Photography by LYDIA THOMPSON
Writing by Serena Lei; LYDIA THOMPSON
In her lowest moments, Elise Feldt believed the doubters who said she should give up her kids. She was a 25-year-old single mother working two jobs and often went days without seeing her boys, who were left in their grandmother’s care as Elise worked. Still, she could barely afford her rent and counted on church donations of food for her family.
“I was close to crushing defeat several times,” she said. “It’s hard being at that moment where you wonder if people are right, if you do need to give up your kids… I just needed to know they were going to be okay.”
Though she excelled in high school, Elise dropped out of college at 19 when she became pregnant with her first son, Everett. It was her first step off the traditional college-to-career path she had always envisioned, and returning to that path became harder and more impractical the longer she was away.
Only 56 percent of students who are enrolled at four-year colleges get a degree after six years. In a Pew Research Center survey, two-thirds of adults ages 18 to 34 who do not have a bachelor’s degree said that a major reason for not continuing their education is their need to support their family; about half of all surveyed said they can’t afford to go to college. And many students, whether they graduate or not, end up saddled with crushing tuition debt.
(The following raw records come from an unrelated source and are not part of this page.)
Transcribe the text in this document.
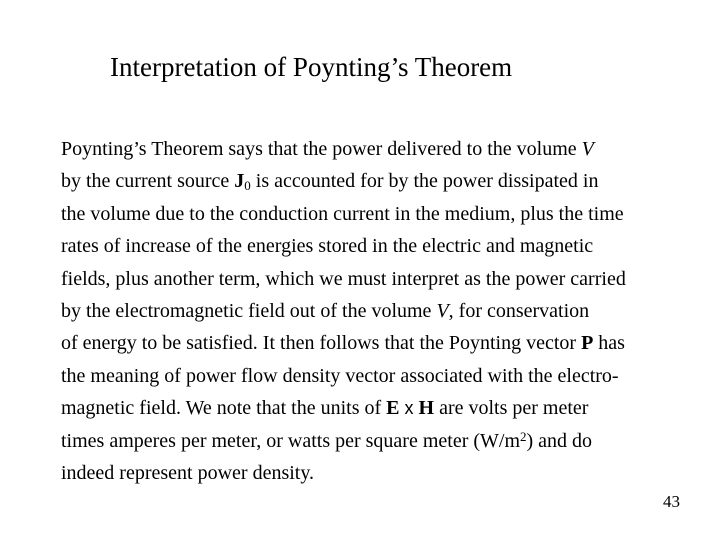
Interpretation of Poynting’s Theorem
Poynting’s Theorem says that the power delivered to the volume V
by the current source $J_0$ is accounted for by the power dissipated in
the volume due to the conduction current in the medium, plus the time
rates of increase of the energies stored in the electric and magnetic
fields, plus another term, which we must interpret as the power carried
by the electromagnetic field out of the volume V, for conservation
of energy to be satisfied. It then follows that the Poynting vector P has
the meaning of power flow density vector associated with the electro-
magnetic field. We note that the units of E x H are volts per meter
times amperes per meter, or watts per square meter $(W/m^2)$ and do
indeed represent power density.
43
For Elise and many others, the path to getting job skills, an education, and a career wasn’t college—it was an apprenticeship.
After Everett was born, Elise and Everett’s father married and had a second son, Avi. Although Elise worked on and off during their marriage, her job prospects were slim without a college degree. When they divorced, Elise struggled to support her family alone.
When her uncle told her about The Apprentice School, a vocational school founded by Newport News Shipbuilding in Virginia, Elise was excited by the idea and hoped an apprenticeship would give her and her family more stability and a better home life. She applied and was accepted as a pipe fitter in 2011.
Through her apprenticeship, Elise learned job skills through college courses while receiving on-the-job training. Rather than paying tuition, students are paid for their work (the minimum salary at the end of the four-year program is $56,000) and receive benefits. Graduates are guaranteed a job with Newport News Shipbuilding, which builds aircraft carriers and submarines for the Navy as a division of military contractor Huntington Ingalls Industries.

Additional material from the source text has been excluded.